This may or may not be faster because it can use a hash aggregate plan. I
would expect it to be faster here because there are few distinct keys and the
planner predicts that. 

Eventually these two queries should be handled the same by Postgres but Hash
Aggregates are a new addition and DISTINCT/DISTINCT ON hasn't been adapted to
make use of them.

Also, incidentally, I don't see how a table of possible keys could help you
here. Nothing forces they table MRTPContactValue to use all possible keys... 

I simpified the case because it was slow by itself. GROUP BY really makes this a lot faster.

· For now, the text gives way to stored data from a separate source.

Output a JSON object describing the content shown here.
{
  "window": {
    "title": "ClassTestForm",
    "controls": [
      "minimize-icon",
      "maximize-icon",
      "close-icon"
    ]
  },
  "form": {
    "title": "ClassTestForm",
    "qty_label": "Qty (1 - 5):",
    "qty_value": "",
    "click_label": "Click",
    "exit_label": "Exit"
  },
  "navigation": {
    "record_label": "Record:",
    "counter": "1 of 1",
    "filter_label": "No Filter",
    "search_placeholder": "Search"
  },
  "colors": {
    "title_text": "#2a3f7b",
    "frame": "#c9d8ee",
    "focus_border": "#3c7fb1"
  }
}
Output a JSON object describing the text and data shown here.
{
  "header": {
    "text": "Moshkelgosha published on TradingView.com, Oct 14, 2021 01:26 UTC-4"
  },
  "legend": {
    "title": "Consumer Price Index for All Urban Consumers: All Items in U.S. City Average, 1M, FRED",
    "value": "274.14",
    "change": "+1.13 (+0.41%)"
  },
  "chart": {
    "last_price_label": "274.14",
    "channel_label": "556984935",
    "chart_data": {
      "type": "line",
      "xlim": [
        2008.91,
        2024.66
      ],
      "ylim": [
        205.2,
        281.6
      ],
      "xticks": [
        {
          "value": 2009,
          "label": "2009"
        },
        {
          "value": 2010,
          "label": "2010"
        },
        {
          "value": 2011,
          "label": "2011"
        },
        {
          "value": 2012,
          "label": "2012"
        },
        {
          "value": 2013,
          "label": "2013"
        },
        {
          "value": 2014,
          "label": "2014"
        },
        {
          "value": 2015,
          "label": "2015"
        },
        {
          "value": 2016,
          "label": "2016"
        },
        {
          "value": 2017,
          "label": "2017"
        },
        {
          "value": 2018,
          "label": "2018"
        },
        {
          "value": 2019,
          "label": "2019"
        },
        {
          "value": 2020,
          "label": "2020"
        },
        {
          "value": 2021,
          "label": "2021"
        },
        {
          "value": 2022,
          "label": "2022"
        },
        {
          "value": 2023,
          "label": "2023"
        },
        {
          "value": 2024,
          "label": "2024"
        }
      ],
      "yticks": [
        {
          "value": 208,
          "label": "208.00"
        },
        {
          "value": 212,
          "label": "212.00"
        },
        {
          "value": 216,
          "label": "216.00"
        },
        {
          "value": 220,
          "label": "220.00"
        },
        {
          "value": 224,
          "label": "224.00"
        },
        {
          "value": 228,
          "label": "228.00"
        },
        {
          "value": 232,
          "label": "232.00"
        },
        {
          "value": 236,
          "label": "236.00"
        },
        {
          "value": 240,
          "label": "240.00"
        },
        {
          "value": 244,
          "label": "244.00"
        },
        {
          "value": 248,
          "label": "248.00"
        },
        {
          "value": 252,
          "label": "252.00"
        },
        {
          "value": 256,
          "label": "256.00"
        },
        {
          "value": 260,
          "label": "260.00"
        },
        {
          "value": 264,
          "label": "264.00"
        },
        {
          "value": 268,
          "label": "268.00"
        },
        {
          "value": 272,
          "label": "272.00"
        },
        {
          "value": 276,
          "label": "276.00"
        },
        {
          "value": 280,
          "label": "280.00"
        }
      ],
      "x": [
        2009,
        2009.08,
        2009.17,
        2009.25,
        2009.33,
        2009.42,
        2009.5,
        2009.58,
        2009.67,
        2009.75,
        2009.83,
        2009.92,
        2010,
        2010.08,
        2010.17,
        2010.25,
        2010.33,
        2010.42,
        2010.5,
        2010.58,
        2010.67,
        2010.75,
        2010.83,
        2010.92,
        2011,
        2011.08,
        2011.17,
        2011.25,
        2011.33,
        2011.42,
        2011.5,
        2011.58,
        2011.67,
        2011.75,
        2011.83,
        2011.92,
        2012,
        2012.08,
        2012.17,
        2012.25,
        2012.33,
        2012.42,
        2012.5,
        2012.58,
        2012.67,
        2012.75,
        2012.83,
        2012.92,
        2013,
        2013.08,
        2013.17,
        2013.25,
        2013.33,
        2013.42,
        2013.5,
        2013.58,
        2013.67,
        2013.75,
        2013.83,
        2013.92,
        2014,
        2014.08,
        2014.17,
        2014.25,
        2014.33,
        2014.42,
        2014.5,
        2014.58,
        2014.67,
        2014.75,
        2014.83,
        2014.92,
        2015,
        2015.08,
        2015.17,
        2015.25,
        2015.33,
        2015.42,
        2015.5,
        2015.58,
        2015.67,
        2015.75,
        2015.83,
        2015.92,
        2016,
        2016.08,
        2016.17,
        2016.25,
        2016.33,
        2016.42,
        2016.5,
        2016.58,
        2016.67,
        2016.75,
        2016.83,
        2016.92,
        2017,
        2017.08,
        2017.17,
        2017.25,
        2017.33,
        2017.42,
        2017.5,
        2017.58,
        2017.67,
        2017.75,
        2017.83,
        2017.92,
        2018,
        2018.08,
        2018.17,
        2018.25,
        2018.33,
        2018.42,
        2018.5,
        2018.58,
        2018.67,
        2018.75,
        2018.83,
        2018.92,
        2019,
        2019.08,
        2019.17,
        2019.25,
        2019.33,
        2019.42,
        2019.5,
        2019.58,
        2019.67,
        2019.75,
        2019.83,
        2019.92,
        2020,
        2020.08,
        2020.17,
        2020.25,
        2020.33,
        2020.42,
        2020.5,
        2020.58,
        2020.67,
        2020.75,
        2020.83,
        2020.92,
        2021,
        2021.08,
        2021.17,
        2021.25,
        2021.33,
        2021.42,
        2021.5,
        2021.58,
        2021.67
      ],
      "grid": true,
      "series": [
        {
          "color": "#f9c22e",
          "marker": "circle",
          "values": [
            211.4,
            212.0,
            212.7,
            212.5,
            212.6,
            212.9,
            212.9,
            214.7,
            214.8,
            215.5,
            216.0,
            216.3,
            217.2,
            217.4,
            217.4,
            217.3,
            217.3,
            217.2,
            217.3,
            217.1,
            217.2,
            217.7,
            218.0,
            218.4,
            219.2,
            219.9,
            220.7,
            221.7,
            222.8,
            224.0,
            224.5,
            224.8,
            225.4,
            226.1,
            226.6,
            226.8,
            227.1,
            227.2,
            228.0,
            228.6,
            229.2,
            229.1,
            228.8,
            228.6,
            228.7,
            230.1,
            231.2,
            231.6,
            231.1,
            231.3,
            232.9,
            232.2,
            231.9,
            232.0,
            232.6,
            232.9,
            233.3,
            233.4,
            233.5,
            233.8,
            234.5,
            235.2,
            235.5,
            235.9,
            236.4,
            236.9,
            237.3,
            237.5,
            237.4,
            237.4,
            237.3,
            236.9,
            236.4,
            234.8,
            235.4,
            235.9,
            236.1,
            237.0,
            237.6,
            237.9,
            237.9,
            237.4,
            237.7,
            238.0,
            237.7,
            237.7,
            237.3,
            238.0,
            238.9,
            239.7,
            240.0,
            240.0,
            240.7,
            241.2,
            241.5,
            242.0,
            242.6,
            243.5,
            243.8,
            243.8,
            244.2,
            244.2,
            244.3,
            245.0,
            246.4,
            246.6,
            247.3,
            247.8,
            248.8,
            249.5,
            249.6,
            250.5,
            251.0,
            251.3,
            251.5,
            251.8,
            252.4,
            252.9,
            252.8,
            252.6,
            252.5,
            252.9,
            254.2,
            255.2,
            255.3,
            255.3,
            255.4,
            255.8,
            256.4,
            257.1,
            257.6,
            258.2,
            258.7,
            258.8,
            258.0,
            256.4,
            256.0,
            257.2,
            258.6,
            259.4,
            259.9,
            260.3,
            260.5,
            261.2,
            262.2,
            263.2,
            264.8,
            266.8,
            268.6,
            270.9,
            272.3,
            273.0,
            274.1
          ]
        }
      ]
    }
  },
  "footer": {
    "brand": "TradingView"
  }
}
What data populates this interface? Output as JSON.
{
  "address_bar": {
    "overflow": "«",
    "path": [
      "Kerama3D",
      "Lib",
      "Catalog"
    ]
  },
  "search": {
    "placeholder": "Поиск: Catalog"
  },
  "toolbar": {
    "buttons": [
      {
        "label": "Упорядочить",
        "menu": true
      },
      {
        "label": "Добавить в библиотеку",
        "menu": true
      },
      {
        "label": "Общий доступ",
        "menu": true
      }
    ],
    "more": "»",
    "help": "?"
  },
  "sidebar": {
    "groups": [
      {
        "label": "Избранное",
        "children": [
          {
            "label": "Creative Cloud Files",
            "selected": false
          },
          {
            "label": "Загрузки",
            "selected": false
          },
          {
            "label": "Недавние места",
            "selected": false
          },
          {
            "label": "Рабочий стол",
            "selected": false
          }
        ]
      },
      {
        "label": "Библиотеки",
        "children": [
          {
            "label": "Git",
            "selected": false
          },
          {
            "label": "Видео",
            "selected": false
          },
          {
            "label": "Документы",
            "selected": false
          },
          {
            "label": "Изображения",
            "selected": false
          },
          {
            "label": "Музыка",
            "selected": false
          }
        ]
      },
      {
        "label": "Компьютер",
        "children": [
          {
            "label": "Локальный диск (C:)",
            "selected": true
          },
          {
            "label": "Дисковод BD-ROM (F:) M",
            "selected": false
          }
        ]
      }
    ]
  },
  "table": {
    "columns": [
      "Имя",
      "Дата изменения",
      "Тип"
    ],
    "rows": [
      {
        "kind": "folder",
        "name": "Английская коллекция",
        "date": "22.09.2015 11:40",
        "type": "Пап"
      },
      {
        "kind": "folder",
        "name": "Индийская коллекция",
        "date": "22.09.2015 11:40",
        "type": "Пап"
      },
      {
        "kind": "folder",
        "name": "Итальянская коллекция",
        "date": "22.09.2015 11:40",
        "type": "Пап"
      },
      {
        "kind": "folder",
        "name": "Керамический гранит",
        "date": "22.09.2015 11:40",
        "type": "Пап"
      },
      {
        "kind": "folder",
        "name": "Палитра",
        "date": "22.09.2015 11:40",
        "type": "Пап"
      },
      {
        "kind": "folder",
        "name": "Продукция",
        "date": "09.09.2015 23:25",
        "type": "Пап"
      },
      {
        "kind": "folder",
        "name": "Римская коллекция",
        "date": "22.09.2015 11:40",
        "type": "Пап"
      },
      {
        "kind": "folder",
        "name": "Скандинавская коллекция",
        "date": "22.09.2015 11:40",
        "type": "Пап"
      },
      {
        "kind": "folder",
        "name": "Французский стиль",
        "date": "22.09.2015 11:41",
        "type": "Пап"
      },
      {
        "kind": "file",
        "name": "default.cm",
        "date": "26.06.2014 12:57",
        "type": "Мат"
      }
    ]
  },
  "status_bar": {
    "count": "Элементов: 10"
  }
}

The table contains properties for each contact that I cannot control how many properties and what names of the properties there will be. In my scenario user can export the data through user interface and I need to know what keys are used there to create appropriate column names. There is even one constraint. The contacts are grouped into groups so I need to get only the keys from a selected group. The real query is this (which is not so fast as the plain SELECT ... GROUP BY ... because the other table is also large enough) but now it is faster than before:

SELECT Key FROM MRTPContactValue
INNER JOIN MRTPContact
ON MRTPContactValue.MRTPContactId = MRTPContact.Id
WHERE MRTPContact.MRTPWaveQuestionnaireId = 1
GROUP BY Key


Here's the query plan:

QUERY PLAN
HashAggregate  (cost=32639.67..32639.76 rows=9 width=9) (actual time=19407.116..19407.146 rows=10 loops=1)
  ->  Hash Join  (cost=8070.36..31598.51 rows=416466 width=9) (actual time=5917.367..17607.502 rows=416466 loops=1)
        Hash Cond: ("outer".mrtpcontactid = "inner".id)
        ->  Seq Scan on mrtpcontactvalue  (cost=0.00..8669.66 rows=416466 width=17) (actual time=9.094..4233.131 rows=416466 loops=1)
        ->  Hash  (cost=7119.80..7119.80 rows=137824 width=8) (actual time=5096.750..5096.750 rows=137824 loops=1)
              ->  Seq Scan on mrtpcontact  (cost=0.00..7119.80 rows=137824 width=8) (actual time=9.312..4337.647 rows=137824 loops=1)
                    Filter: (mrtpwavequestionnaireid = 1)
Total runtime: 19417.873 ms


The same query using DISTINCT takes about 40 sec to complete.


Thank you.

--
Miroslav Šulc
Attachment

Re: SELECT DISTINCT too slow

From
Florian Weimer
Date:
* Alvaro Herrera:

> Miroslav ?ulc wrote:
>> The GROUP BY is really fast :-)
>
> Doh!  How does it do it?

It uses a hash table and can therefore discard duplicate rows more
quickly (essentially linear time in the number of rows if the number
of different rows is bounded).